VERS L'ANNULATION DE LA PROLONGATION D'UN AN DES CONTRATS VEOLIA ?

Le 10 mars, le tribunal administratif de Châlons-en-Champagne a jugé les recours, initiés par les élu-e-s PCF du Conseil municipal de Romilly-sur-Seine, portant sur les délégations de service public de l’eau potable et de l’assainissement à Romilly-sur-Seine.

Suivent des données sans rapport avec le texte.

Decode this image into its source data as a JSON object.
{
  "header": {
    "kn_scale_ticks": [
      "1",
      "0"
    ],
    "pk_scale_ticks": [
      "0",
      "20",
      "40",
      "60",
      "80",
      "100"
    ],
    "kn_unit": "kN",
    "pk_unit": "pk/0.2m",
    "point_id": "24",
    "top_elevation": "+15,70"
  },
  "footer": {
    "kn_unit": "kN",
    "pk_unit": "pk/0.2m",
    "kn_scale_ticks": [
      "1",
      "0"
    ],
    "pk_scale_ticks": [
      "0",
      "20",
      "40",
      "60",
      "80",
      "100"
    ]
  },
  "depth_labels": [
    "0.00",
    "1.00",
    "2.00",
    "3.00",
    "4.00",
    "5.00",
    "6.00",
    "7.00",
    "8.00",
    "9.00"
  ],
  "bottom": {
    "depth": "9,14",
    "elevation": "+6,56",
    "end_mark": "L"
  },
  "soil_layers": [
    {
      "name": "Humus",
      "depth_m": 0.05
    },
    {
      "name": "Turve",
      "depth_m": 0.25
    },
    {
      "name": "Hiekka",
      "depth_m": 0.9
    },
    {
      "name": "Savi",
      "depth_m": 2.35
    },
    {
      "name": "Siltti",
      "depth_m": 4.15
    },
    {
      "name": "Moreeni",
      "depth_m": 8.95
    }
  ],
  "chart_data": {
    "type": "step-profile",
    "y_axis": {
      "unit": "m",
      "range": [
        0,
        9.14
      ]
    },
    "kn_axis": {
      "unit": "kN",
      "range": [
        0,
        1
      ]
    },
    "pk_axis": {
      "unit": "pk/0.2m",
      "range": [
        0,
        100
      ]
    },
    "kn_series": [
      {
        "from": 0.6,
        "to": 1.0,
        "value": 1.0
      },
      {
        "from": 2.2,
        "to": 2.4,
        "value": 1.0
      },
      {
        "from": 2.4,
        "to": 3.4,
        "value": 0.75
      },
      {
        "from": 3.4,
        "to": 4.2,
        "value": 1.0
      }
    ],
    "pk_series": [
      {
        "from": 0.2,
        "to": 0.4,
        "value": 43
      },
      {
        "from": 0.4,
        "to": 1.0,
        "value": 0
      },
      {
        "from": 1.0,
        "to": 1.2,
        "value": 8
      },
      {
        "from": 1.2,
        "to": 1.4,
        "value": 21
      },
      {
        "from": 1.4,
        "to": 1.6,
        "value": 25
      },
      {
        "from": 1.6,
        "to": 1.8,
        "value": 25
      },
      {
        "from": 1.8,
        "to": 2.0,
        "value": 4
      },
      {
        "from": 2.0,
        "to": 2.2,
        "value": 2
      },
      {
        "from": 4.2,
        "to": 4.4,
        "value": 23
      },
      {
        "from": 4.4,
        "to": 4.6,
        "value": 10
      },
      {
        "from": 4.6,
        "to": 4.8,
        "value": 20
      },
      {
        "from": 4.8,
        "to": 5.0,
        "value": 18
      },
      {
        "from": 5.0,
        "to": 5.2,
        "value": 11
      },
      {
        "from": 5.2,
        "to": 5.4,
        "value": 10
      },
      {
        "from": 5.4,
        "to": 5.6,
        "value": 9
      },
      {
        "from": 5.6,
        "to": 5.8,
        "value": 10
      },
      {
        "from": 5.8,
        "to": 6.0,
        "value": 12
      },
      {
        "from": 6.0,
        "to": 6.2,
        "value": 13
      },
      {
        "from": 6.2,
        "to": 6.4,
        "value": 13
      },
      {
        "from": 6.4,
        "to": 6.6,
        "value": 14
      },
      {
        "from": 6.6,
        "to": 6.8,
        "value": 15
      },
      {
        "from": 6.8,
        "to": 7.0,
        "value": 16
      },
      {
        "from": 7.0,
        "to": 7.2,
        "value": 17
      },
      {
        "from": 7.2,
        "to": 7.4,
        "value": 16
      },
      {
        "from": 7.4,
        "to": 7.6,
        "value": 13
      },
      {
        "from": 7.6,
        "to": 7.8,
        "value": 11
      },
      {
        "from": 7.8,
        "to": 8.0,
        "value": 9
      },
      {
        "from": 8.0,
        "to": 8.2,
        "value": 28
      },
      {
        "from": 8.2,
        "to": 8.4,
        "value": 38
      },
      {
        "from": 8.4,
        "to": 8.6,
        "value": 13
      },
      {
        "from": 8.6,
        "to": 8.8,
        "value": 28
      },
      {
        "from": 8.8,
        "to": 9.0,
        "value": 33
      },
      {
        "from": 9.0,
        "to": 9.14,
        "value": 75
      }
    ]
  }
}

Au cours de l’audience, le rapporteur public a demandé l’annulation de deux délibérations. Les requêtes contestaient l’adoption de deux avenants, modifiant les conditions d’exécution des délégations de service public, conclues avec la société Ruas en 2004 et prolongeant d’un an ces contrats repris ensuite par Véolia.

En 2013, la ville de Romilly et son maire, E. Vuillemin avaient négocié les deux avenants contestés, dans des conditions très favorables au délégataire. Dans ses conclusions, le rapporteur public a retenu le moyen évoqué par les élu-e-s communistes, en relevant qu’aucun motif d’intérêt général ne motivait la prolongation d’un an des contrats d’eau potable et d’assainissement. Ces conclusions du rapporteur public, souvent suivies par la formation de jugement, confirment le bien-fondé de nos demandes.

En effet, alors que les contrats de délégation de service public ont été conclus en 2004, il aura fallu attendre avril 2013 pour que la ville de Romilly se préoccupe de leur mise en œuvre. Décidément, il y a eu beaucoup de laxisme de la part du maire et de sa majorité. Pour ce qui nous concerne, très attachés aux intérêts de notre ville et à ceux des usagers de l’eau, nous entendons aller jusqu’au bout des procédures engagées. Le ras-le-bol à l’égard de la société Véolia est trop grand pour que nous en soyons les complices. C’est donc avec sérénité que nous attendons le jugement définitif du tribunal administratif.